Home Banking & Finance Widow sues investment adviser Dean Heinemann for $250,000

Widow sues investment adviser Dean Heinemann for $250,000

A widow who entrusted her inheritance to an investment adviser and lost everything is suing him in bankruptcy court to get her money back.

Christine Schlosser of Highland sued Dean A. Heinemann of Hopewell Junction on July 29, claiming he cannot use bankruptcy protection to discharge his debt because he committed fraud.

“After he lost her money,” the complaint states, “he hid the loss from her and allowed her to continue … believing she had a nest egg for her future.”

Schlosser’s husband, Daniel, died in a lightning strike in 2009, leaving her with three children, ages 4, 6 and 10.

Heinemann advised her that she would never have to worry about money, according to an arbitration claim she filed years later, and she would be set for life if she entrusted her money to him.

She turned over $600,000 to Heinemann’s Clayborne Group LLC in Danbury, Connecticut.

Half of her inheritance was to be put in a long-term investment to secure her and her children’s future. Half would be used for household expenses and a day care business.

Heinemann allegedly put the money in two high-risk funds, including $300,000 in CG Income Fund LLC, that he had founded in 2010, for the long-term investment.

The current lawsuit is over the $300,000 long-term investment.

She never got account statements, according to her arbitration claim. He met with her once a year to discuss her finances, and he allegedly assured her repeatedly that her money was safe.

He also told her that the $300,000 long-term investment would grow to $1 million, according to the claim, and there was no need for her to work.

She closed her day care center in December 2016. A month later, the SEC notified her that Heinemann and his company were under investigation.

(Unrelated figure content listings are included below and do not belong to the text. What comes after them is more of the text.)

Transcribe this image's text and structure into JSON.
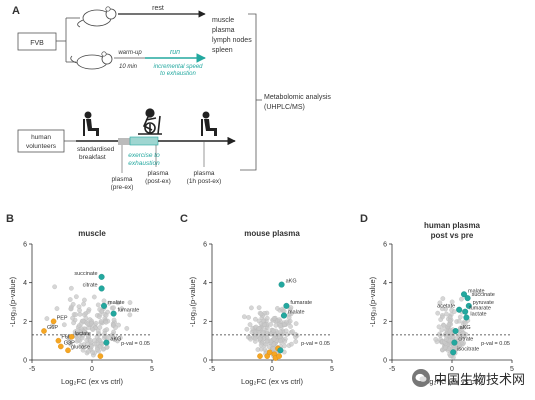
{
  "panel_a": {
    "letter": "A",
    "mouse_label": "FVB",
    "rest_label": "rest",
    "warmup_label": "warm-up",
    "warmup_time": "10 min",
    "run_label": "run",
    "run_sub1": "incremental speed",
    "run_sub2": "to exhaustion",
    "tissues": [
      "muscle",
      "plasma",
      "lymph nodes",
      "spleen"
    ],
    "analysis1": "Metabolomic analysis",
    "analysis2": "(UHPLC/MS)",
    "human_label1": "human",
    "human_label2": "volunteers",
    "breakfast1": "standardised",
    "breakfast2": "breakfast",
    "exercise1": "exercise to",
    "exercise2": "exhaustion",
    "plasma_pre": [
      "plasma",
      "(pre-ex)"
    ],
    "plasma_post": [
      "plasma",
      "(post-ex)"
    ],
    "plasma_1h": [
      "plasma",
      "(1h post-ex)"
    ],
    "colors": {
      "teal": "#23a89f",
      "orange": "#f5a623",
      "gray": "#c8c8c8"
    }
  },
  "chart_data": [
    {
      "type": "scatter",
      "letter": "B",
      "title": "muscle",
      "xlabel": "Log₂FC (ex vs ctrl)",
      "ylabel": "-Log₁₀(p-value)",
      "xlim": [
        -5,
        5
      ],
      "ylim": [
        0,
        6
      ],
      "xticks": [
        -5,
        0,
        5
      ],
      "yticks": [
        0,
        2,
        4,
        6
      ],
      "threshold": {
        "y": 1.3,
        "label": "p-val = 0.05"
      },
      "teal_points": [
        {
          "x": 0.8,
          "y": 4.3,
          "label": "succinate"
        },
        {
          "x": 0.8,
          "y": 3.7,
          "label": "citrate"
        },
        {
          "x": 1.0,
          "y": 2.8,
          "label": "malate"
        },
        {
          "x": 1.8,
          "y": 2.4,
          "label": "fumarate"
        },
        {
          "x": 1.2,
          "y": 0.9,
          "label": "aKG"
        }
      ],
      "orange_points": [
        {
          "x": -3.2,
          "y": 2.0,
          "label": "PEP"
        },
        {
          "x": -4.0,
          "y": 1.5,
          "label": "G6P"
        },
        {
          "x": -2.8,
          "y": 1.0,
          "label": "F6P"
        },
        {
          "x": -2.6,
          "y": 0.7,
          "label": "G3P"
        },
        {
          "x": -1.7,
          "y": 1.2,
          "label": "lactate"
        },
        {
          "x": -2.0,
          "y": 0.5,
          "label": "glucose"
        },
        {
          "x": 0.7,
          "y": 0.2,
          "label": ""
        }
      ],
      "gray_seed": 11,
      "gray_count": 170,
      "gray_spread": {
        "sx": 1.3,
        "cy": 1.2
      }
    },
    {
      "type": "scatter",
      "letter": "C",
      "title": "mouse plasma",
      "xlabel": "Log₂FC (ex vs ctrl)",
      "ylabel": "-Log₁₀(p-value)",
      "xlim": [
        -5,
        5
      ],
      "ylim": [
        0,
        6
      ],
      "xticks": [
        -5,
        0,
        5
      ],
      "yticks": [
        0,
        2,
        4,
        6
      ],
      "threshold": {
        "y": 1.3,
        "label": "p-val = 0.05"
      },
      "teal_points": [
        {
          "x": 0.8,
          "y": 3.9,
          "label": "aKG"
        },
        {
          "x": 1.2,
          "y": 2.8,
          "label": "fumarate"
        },
        {
          "x": 1.0,
          "y": 2.3,
          "label": "malate"
        },
        {
          "x": 0.7,
          "y": 0.5,
          "label": ""
        }
      ],
      "orange_points": [
        {
          "x": -0.4,
          "y": 0.2,
          "label": ""
        },
        {
          "x": -0.2,
          "y": 0.4,
          "label": ""
        },
        {
          "x": 0.2,
          "y": 0.3,
          "label": ""
        },
        {
          "x": 0.5,
          "y": 0.6,
          "label": ""
        },
        {
          "x": -1.0,
          "y": 0.2,
          "label": ""
        },
        {
          "x": 0.3,
          "y": 0.1,
          "label": ""
        },
        {
          "x": 0.6,
          "y": 0.2,
          "label": ""
        }
      ],
      "gray_seed": 23,
      "gray_count": 200,
      "gray_spread": {
        "sx": 0.9,
        "cy": 1.0
      }
    },
    {
      "type": "scatter",
      "letter": "D",
      "title": "human plasma",
      "subtitle": "post vs pre",
      "xlabel": "Log₂FC (ex vs ctrl)",
      "ylabel": "-Log₁₀(p-value)",
      "xlim": [
        -5,
        5
      ],
      "ylim": [
        0,
        6
      ],
      "xticks": [
        -5,
        0,
        5
      ],
      "yticks": [
        0,
        2,
        4,
        6
      ],
      "threshold": {
        "y": 1.3,
        "label": "p-val = 0.05"
      },
      "teal_points": [
        {
          "x": 1.0,
          "y": 3.4,
          "label": "malate"
        },
        {
          "x": 1.3,
          "y": 3.2,
          "label": "succinate"
        },
        {
          "x": 1.4,
          "y": 2.8,
          "label": "pyruvate"
        },
        {
          "x": 0.6,
          "y": 2.6,
          "label": "acetate"
        },
        {
          "x": 1.1,
          "y": 2.5,
          "label": "fumarate"
        },
        {
          "x": 1.2,
          "y": 2.2,
          "label": "lactate"
        },
        {
          "x": 0.3,
          "y": 1.5,
          "label": "aKG"
        },
        {
          "x": 0.2,
          "y": 0.9,
          "label": "citrate"
        },
        {
          "x": 0.1,
          "y": 0.4,
          "label": "isocitrate"
        }
      ],
      "orange_points": [],
      "gray_seed": 37,
      "gray_count": 150,
      "gray_spread": {
        "sx": 0.6,
        "cy": 1.1
      }
    }
  ],
  "watermark": "中国生物技术网"
}
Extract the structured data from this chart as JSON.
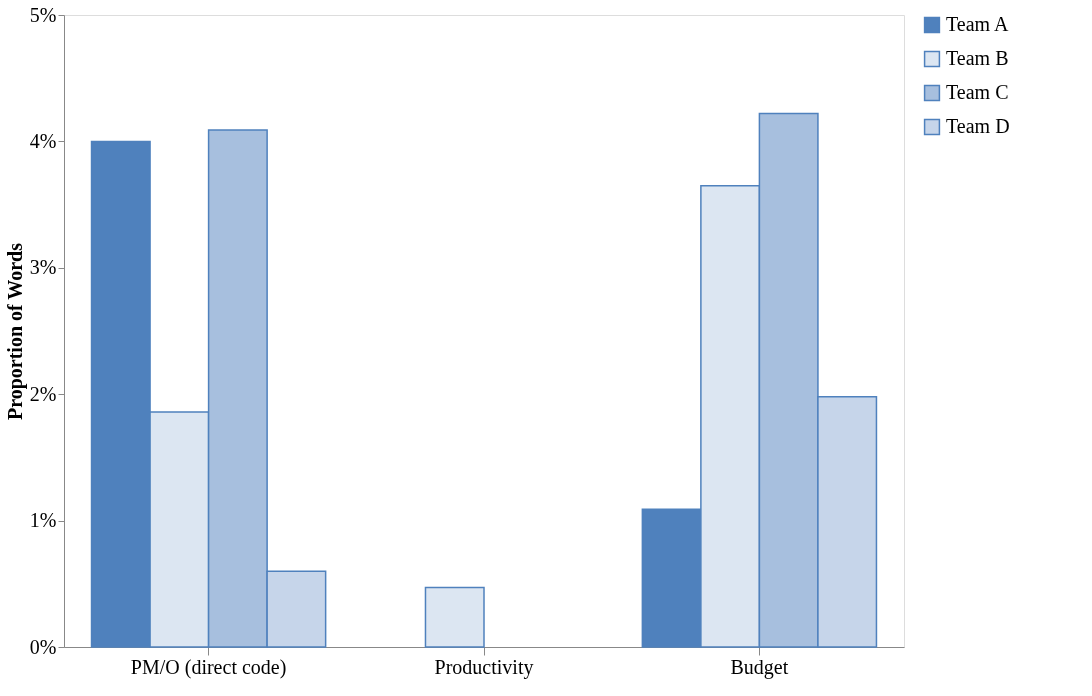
{
  "chart_data": {
    "type": "bar",
    "ylabel": "Proportion of Words",
    "categories": [
      "PM/O (direct code)",
      "Productivity",
      "Budget"
    ],
    "series": [
      {
        "name": "Team A",
        "color": "#4f81bd",
        "values": [
          4.0,
          null,
          1.09
        ]
      },
      {
        "name": "Team B",
        "color": "#dce6f2",
        "values": [
          1.86,
          0.47,
          3.65
        ]
      },
      {
        "name": "Team C",
        "color": "#a7bfde",
        "values": [
          4.09,
          null,
          4.22
        ]
      },
      {
        "name": "Team D",
        "color": "#c6d5ea",
        "values": [
          0.6,
          null,
          1.98
        ]
      }
    ],
    "ylim": [
      0,
      5
    ],
    "yticks": [
      {
        "value": 0,
        "label": "0%"
      },
      {
        "value": 1,
        "label": "1%"
      },
      {
        "value": 2,
        "label": "2%"
      },
      {
        "value": 3,
        "label": "3%"
      },
      {
        "value": 4,
        "label": "4%"
      },
      {
        "value": 5,
        "label": "5%"
      }
    ],
    "grid": false,
    "legend": "right"
  }
}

She called him and he allegedly confessed, the claim states, “It is all gone.”

He told her that she had lost the entire, $300,000 long-term investment by January 2011.

“Dean Heinemann had known of the loss for six years,” according to her claim, “and said nothing.”

She filed the arbitration claim with the Financial Industry Regulatory Authority (FINRA) in 2017.

Last year, the SEC concluded that Heinemann had falsely claimed that he had more than $100 million in assets under management, from 2012 through 2016. The CG Income Fund had raised only $630,000 from seven investors.

The SEC suspended Heinemann from the securities industry for a year and fined him $20,000.

In March, FINRA ruled that he had to pay Schlosser $250,000.

The following month, Heinemann and his wife, Krin, filed a Chapter 13 petition in U.S. Bankruptcy Court in Poughkeepsie.

They declared nearly $600,000 in assets – mostly their house – and $868,000 in liabilities, including the $250,000 owed to Schlosser.

Heinemann listed a monthly income of nearly $10,000, as a consultant for Elco Motor Yachts in Athens, New York.

Chapter 13 allows wage earners to save their homes from foreclosure and to develop a plan to repay all or part of their remaining debts.

The Heinemanns’ plan provides no payments to Schlosser.

Her attorney, Dawn Kirby of Scarsdale, objected to the plan, and the confirmation hearing was adjourned to Oct. 29. Then Kirby and attorney Kelly Presser of Walden filed Schlosser’s adversarial complaint in bankruptcy court.

Heinemann’s debt may not be discharged, they argue, because he willfully and maliciously injured Schlosser by defrauding her while acting in a fiduciary capacity.